HISTORIC Environment Scotland’s (HES) decision to close properties in the Scottish Borders and Lothians, including Tantallon Castle and Dirleton Castle, due to health and safety concerns is surely a poor reflection on the organisation’s recent management of these sites.

The risk of falling masonry indicates a lack of resource and maintenance to adequately protect the properties entrusted in its care by Scottish Ministers.

This at a time when, in the last 10 years or so, there has been significant investment in larger properties such as Edinburgh and Stirling Castles and the multi-million-pound Engine Shed in Stirling – ironically, a project which aims to promote good stewardship within the historic environment.

When speaking to HES employees recently at a property further north, they complained that, as experienced stonemasons, they spent a lot of their time cutting grass and painting railings – is this seriously a good use of their time when monuments have been in need of repair and maintenance?

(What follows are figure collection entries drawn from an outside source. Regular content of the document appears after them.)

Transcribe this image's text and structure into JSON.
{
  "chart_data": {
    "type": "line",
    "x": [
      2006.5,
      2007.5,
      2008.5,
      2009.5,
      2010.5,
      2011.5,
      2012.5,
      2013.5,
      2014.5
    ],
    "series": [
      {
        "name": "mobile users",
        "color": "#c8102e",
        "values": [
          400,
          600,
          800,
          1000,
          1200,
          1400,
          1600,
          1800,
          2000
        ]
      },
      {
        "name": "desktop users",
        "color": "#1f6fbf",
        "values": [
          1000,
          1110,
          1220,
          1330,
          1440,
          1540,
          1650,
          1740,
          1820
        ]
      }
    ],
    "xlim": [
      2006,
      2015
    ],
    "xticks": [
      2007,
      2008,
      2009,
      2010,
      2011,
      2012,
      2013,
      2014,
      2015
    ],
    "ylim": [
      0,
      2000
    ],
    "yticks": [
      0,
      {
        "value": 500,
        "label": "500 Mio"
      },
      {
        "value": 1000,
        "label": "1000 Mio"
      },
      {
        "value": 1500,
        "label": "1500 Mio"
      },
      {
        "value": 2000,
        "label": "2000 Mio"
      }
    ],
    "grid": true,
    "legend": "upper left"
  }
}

If senior management within the organisation, some of whom are understood to have worked there for more than 10 years, were unaware of the condition of their sites, or were responsible for overseeing a period of under investment at these properties, they should hang their heads in shame and consider their positions as decision makers at the head of Scotland’s national heritage body.

No doubt media-friendly excuses will be rolled out or the blame passed to those further down the corporate food chain, but be under no illusion that not only does the health and safety buck stop with those at the top of the organisation, so do the circumstances which led to the closure of these sites.

Little do they realise the impact of closing properties in small towns and the effect this has on businesses already reeling from Covid-19, many of whom rely on the custom of visitors and occasional events to stay viable.

Social media feeds from HES are quick to remind owners of older buildings on the importance of maintenance, but it would seem HES has been ignoring its own advice – it simply is not good enough. HES has become an inflated, centralist and top-heavy organisation, increasingly, it would seem, disinterested in its less profitable farther flung properties.

It has just demonstrated that it is ill equipped to look after the special places entrusted to the organisation on our behalf – sadly, heads should roll.